The quantity \(\mu(A) - \nu(A) = \nu(\bar{A}) - \mu(\bar{A})\) characterises his “advantage” than a blind guess. But we notice

\[\begin{align*} (\mu(A) - \nu(A)) + (\nu(\bar{A}) - \mu(\bar{A})) &= \sum_{\omega \in A} \mu(\omega) - \nu(\omega) + \sum_{\omega \in \bar{A}} \nu(\omega) - \mu(\omega) \\ &\leq \sum_{\omega \in \Omega} \abs{\mu(\omega) - \nu(\omega)} \\ &= 2 \tv{\mu}{\nu}. \end{align*}\]

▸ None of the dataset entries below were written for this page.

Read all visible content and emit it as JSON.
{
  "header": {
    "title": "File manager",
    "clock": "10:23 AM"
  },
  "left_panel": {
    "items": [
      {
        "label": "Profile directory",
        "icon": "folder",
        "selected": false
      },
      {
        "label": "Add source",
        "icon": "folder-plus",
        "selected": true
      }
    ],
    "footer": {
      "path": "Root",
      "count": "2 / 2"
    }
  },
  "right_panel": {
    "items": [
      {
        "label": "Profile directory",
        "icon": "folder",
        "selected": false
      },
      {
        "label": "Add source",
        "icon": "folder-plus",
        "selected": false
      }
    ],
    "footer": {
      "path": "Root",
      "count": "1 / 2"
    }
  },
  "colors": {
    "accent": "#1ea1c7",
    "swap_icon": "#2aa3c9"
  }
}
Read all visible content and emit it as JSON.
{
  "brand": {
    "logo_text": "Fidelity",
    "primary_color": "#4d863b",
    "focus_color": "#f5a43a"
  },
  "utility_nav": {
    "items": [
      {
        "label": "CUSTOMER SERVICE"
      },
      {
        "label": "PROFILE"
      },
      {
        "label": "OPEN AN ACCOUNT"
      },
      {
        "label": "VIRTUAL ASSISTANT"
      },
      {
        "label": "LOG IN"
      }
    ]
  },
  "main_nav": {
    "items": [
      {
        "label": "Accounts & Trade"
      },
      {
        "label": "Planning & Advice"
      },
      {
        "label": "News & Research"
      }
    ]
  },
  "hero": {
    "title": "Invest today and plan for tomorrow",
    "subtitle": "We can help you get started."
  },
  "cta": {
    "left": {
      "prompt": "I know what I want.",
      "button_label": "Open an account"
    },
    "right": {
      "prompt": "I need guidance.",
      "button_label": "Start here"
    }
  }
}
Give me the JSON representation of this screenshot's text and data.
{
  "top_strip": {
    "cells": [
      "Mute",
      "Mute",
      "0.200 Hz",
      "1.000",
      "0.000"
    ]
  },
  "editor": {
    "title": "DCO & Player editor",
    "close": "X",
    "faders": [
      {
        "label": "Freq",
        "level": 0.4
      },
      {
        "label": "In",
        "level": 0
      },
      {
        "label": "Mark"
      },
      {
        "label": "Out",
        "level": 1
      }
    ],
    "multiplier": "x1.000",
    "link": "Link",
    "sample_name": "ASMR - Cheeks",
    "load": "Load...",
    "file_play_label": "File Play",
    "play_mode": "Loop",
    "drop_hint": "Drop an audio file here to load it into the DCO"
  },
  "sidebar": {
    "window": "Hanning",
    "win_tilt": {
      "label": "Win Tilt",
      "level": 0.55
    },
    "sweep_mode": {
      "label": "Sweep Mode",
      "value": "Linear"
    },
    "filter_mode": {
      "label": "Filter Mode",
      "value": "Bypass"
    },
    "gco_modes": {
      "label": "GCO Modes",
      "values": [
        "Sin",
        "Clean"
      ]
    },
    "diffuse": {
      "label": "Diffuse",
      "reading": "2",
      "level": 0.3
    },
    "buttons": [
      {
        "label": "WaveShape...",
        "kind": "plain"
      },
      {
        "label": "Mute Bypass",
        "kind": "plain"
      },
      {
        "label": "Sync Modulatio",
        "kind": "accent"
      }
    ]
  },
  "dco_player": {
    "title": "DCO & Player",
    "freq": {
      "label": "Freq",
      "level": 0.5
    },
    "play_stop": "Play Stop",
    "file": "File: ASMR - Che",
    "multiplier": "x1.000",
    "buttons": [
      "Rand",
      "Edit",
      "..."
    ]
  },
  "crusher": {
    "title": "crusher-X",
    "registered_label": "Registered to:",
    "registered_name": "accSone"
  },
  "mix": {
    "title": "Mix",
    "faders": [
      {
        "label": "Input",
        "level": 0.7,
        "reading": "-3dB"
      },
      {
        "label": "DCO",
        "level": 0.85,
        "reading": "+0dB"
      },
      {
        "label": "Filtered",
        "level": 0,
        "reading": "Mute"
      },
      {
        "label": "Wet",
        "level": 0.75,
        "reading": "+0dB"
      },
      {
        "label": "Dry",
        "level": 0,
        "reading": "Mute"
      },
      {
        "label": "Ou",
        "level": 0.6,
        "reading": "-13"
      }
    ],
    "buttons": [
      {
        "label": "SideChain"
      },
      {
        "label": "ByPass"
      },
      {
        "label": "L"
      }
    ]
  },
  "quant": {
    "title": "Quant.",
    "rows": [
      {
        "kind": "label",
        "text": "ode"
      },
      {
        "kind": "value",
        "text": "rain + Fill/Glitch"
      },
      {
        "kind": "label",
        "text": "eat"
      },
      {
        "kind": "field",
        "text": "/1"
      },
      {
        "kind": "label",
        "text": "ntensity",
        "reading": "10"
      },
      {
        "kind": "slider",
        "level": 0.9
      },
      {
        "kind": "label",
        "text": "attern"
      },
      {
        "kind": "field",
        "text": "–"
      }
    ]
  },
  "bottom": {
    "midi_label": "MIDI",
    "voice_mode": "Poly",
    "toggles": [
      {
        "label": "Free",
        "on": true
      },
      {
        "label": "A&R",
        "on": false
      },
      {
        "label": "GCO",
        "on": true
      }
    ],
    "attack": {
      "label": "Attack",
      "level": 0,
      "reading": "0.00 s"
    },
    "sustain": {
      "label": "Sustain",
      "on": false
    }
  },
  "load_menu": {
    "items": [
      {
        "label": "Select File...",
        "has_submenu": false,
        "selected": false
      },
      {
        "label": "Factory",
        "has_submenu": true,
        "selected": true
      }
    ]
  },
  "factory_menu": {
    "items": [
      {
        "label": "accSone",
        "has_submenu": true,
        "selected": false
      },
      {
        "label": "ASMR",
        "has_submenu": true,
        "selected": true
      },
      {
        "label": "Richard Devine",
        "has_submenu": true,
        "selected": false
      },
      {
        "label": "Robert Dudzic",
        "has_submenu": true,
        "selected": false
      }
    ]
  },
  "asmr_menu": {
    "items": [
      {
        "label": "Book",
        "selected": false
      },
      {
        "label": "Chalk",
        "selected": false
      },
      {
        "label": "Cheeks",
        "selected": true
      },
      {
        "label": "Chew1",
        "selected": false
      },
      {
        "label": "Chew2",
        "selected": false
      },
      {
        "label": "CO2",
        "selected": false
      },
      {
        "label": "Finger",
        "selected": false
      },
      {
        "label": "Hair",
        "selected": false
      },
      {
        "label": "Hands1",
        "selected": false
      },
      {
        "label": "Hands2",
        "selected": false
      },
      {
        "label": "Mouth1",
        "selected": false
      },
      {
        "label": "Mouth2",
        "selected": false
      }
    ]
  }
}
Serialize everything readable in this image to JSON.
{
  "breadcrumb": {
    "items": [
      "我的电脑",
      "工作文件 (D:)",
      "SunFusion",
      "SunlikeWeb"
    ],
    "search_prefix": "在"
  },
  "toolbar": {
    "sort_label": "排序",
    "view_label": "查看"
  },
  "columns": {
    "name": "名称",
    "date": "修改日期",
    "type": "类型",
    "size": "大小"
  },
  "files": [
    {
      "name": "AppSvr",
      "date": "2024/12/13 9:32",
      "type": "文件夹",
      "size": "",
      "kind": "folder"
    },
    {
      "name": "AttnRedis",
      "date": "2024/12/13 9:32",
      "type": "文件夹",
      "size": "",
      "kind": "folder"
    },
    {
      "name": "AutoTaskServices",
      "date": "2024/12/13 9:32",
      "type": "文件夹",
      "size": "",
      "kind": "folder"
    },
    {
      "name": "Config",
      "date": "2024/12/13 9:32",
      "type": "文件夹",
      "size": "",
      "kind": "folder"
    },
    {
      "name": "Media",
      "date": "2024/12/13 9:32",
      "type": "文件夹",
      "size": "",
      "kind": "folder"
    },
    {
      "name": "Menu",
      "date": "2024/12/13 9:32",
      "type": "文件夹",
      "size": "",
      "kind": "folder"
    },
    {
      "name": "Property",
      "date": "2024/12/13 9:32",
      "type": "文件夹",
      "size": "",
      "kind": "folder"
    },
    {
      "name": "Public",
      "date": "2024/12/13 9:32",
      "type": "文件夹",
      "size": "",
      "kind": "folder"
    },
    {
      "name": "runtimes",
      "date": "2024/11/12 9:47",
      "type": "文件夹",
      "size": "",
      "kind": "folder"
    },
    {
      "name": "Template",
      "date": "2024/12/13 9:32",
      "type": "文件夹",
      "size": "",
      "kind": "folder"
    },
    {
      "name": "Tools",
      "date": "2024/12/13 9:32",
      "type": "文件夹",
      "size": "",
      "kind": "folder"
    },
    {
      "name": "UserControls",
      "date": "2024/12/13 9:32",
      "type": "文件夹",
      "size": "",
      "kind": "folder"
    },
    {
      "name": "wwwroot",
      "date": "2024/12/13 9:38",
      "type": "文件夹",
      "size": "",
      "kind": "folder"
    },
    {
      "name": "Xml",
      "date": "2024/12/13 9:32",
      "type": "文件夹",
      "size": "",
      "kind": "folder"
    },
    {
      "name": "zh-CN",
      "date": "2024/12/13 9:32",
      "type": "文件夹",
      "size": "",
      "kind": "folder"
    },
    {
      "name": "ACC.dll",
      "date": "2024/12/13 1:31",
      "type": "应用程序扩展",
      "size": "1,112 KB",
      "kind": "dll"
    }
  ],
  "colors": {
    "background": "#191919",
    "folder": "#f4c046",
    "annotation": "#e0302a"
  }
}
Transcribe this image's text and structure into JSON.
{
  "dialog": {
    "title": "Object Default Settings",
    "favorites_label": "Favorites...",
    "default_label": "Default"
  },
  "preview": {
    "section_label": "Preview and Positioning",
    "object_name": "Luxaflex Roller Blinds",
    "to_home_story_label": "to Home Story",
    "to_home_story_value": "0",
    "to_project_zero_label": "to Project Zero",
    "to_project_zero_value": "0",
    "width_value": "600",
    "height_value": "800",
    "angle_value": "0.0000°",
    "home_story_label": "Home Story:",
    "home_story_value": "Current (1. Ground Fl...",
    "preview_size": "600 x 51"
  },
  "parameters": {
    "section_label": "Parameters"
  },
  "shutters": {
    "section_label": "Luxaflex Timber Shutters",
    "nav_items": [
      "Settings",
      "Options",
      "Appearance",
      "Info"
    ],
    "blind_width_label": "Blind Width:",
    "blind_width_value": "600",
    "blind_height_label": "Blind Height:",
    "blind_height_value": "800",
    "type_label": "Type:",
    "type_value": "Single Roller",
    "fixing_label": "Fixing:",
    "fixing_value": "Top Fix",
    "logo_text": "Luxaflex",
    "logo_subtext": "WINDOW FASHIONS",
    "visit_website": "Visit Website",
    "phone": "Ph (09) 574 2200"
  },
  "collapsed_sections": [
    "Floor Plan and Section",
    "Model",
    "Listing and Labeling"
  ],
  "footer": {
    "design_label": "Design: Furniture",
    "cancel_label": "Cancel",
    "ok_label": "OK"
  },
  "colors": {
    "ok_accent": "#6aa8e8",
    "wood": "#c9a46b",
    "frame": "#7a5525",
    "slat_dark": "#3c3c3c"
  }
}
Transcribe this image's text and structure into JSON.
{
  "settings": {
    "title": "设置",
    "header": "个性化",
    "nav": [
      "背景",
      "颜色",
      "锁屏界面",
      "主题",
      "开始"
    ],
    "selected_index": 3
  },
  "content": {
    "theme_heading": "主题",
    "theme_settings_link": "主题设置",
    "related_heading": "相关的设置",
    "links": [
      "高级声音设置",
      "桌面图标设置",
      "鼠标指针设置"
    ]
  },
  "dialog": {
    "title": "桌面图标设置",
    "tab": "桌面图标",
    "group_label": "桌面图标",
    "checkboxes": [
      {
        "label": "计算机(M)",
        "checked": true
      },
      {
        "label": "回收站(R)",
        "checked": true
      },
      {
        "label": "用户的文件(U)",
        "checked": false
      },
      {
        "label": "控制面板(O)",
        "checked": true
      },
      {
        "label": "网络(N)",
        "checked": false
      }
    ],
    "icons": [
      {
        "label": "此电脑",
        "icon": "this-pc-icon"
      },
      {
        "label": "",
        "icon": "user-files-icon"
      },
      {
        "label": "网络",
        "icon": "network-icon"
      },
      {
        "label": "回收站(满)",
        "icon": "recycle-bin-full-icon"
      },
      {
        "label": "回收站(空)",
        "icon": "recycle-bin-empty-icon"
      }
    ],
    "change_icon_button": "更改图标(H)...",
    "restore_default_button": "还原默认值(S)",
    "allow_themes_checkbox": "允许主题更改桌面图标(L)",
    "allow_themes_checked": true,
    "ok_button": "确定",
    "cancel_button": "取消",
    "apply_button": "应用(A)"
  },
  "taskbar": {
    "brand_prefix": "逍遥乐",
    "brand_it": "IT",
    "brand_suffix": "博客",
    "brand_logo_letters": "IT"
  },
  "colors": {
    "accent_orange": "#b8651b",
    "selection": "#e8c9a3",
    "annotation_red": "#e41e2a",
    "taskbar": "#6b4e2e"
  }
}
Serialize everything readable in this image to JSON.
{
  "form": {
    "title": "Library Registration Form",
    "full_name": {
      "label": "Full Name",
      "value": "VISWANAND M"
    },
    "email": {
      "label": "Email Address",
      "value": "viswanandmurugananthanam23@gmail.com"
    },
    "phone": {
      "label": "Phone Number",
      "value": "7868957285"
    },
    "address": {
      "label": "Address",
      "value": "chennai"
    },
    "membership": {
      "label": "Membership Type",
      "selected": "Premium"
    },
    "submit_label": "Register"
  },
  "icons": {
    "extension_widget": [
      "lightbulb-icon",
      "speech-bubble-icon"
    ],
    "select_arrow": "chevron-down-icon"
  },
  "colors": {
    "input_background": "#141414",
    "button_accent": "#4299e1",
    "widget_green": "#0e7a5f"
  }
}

So the advantage of any deterministic distinguisher, however smart he is, cannot beat the total variation distance. The statement readily generalises to randomised distinguishers by the total probability formula, since any randomised strategy is merely a probabilistic mixture of deterministic strategies.

Our derivation above also demonstrates an optimal strategy that achieves the bound, by taking \(A := \set{\omega \in \Omega: \mu(\omega) \geq \nu(\omega)}\). Essentially, the distinguisher opts for the maximum likelihood.

All these results fit very well with our intuition: The closer two distributions are, the harder we may distinguish their samples. Total variation distance is the maximum advantage of a distinguisher. It is somewhat a pity that many books state the fact as a dry formula without the story:

\[\tv{\mu}{\nu} = \sup_{A \subseteq \Omega} (\mu(A) - \nu(A)).\]

A coupling perspective

Now we turn the game upside down. Your job is to design a probability space of two random variables \(x\) and \(y\), not necessarily independent, whose marginal distributions are \(\mu\) and \(\nu\) respectively. The goal is to minimise \(\Pr(x \neq y)\).

For instance, if \(\mu = \nu\) then we may design the following probability space: Sample \(x \sim \mu\) and let \(y := x\). Both variables have the correct marginal, and the probability \(\Pr(x \neq y) = 0\) is the best we could hope for.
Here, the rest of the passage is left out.